Parents who have a child living with T1D and who reside in Quebec, Canada.
In collaboration with a patient-partner (a parent of a child with T1D), we developed a survey to collect data from parents of children living with T1D. Our primary outcome of interest was the preferred time in months between two appointments. We ran a probit model to analyse longer time (over 3 months between appointments), compared with the standard of care (3 months or less).
Results suggest that about one-third (33%) of parents want to deviate from the guideline. Parents who want to increase the time between appointments are more experienced in the management of the disease and have higher costs than those who wish to follow the 3-month guideline. The number of years since the diagnosis is positively associated with a preference for a longer time between appointments, while the perceived useful of information provided during the consultation, and a parent having made a change in their professional life were negatively associated with a desire to space out appointments. The child's gender is not a significant factor in parents' preferences.
Adapting visit protocols could make the health system more efficient to respond to T1D patients and their parent's needs.
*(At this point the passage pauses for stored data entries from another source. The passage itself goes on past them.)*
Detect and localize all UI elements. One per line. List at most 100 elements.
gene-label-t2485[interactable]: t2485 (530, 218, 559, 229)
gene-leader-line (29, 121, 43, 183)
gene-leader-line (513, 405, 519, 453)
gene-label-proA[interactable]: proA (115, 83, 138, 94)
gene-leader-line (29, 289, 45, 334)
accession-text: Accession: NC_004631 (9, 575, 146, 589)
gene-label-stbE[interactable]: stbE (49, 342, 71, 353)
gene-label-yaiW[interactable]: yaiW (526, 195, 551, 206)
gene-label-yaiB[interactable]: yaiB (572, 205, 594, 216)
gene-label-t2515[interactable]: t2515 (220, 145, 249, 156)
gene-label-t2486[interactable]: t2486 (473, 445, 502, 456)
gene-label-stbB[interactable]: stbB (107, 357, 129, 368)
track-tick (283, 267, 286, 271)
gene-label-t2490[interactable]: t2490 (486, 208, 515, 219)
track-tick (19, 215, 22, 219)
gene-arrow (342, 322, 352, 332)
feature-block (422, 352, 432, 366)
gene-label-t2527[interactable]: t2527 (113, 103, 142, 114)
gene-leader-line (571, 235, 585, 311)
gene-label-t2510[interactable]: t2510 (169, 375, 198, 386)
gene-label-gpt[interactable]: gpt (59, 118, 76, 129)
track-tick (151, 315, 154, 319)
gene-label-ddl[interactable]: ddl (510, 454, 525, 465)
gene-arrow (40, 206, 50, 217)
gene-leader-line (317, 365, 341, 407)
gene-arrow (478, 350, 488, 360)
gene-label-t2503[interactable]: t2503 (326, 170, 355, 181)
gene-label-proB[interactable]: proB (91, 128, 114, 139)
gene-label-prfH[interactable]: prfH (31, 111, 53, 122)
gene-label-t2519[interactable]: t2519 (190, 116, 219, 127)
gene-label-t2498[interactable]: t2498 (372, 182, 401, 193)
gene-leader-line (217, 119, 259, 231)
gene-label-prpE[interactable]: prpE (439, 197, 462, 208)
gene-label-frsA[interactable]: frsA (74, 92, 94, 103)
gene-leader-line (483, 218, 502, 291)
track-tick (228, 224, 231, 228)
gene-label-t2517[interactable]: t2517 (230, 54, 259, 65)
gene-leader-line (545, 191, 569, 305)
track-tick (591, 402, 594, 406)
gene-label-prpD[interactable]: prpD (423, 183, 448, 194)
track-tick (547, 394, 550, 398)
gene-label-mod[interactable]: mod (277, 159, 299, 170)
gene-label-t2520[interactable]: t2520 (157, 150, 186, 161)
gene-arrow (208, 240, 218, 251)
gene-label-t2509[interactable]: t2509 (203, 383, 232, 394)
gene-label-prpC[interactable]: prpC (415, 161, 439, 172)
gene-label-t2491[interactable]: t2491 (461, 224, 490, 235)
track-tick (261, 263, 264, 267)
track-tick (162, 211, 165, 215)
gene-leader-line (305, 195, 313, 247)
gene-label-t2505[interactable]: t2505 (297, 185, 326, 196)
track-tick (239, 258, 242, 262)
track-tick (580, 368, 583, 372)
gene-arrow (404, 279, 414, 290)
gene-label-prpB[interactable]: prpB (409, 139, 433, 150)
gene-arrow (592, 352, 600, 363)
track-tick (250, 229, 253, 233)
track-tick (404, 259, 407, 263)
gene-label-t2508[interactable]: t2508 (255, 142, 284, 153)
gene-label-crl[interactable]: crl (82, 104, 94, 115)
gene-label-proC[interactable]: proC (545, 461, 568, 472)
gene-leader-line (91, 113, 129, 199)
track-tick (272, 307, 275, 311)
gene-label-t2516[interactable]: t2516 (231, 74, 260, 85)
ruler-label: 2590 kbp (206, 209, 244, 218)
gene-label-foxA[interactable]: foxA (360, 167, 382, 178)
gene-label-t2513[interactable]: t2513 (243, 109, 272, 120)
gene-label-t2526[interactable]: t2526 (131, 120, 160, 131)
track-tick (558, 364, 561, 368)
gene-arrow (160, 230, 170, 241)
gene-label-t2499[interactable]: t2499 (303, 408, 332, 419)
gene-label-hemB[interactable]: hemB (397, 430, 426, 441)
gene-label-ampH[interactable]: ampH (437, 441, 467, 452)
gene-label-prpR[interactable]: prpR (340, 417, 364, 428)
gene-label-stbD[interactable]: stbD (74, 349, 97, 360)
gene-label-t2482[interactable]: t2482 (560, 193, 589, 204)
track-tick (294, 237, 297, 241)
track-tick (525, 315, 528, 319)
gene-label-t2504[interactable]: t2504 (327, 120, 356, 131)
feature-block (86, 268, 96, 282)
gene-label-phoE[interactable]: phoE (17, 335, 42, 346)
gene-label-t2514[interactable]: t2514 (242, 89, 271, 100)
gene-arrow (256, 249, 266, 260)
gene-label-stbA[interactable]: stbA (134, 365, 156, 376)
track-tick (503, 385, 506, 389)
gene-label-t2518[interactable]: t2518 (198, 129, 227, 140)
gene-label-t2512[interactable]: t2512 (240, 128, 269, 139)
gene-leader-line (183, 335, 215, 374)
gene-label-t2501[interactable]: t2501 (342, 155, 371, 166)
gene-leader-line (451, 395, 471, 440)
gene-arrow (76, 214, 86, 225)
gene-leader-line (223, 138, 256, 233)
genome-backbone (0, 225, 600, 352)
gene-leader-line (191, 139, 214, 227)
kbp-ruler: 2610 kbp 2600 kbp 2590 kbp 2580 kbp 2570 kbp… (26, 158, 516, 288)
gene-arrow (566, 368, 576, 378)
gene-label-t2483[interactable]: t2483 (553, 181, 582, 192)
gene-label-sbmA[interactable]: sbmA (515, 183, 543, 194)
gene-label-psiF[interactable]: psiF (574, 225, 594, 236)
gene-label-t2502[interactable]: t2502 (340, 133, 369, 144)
研究父母对其子女 1 型糖尿病(T1D)随访护理偏好的差异,以及影响护理偏好强度的决定因素。临床指南建议对 T1D 进行多学科管理,在儿科人群中,每 3 个月至少由内分泌医生进行一次随访。然而,父母的需求可能存在异质性,他们在护理管理方面的偏好可能与临床指南有所偏离。
不适用。
居住在加拿大魁北克省、有 T1D 子女的父母。
与一位患者伙伴(一名 T1D 患儿的家长)合作,我们开发了一份调查,以收集有 T1D 子女的父母的数据。我们主要关注的结果是两次预约之间的首选时间(以月为单位)。我们运行了一个概率模型来分析更长的时间(两次预约之间超过 3 个月)与标准护理(3 个月或更短)的差异。
结果表明,大约三分之一(33%)的父母希望偏离指南。希望增加预约间隔的父母在疾病管理方面经验更丰富,且成本高于希望遵循 3 个月指南的父母。自诊断以来的年限与更长的预约间隔偏好呈正相关,而在就诊期间感知到的有用信息以及父母在职业生活中的变化与延长预约间隔的愿望呈负相关。孩子的性别并不是父母偏好的重要因素。
调整就诊协议可以使卫生系统更有效地满足 T1D 患者及其父母的需求。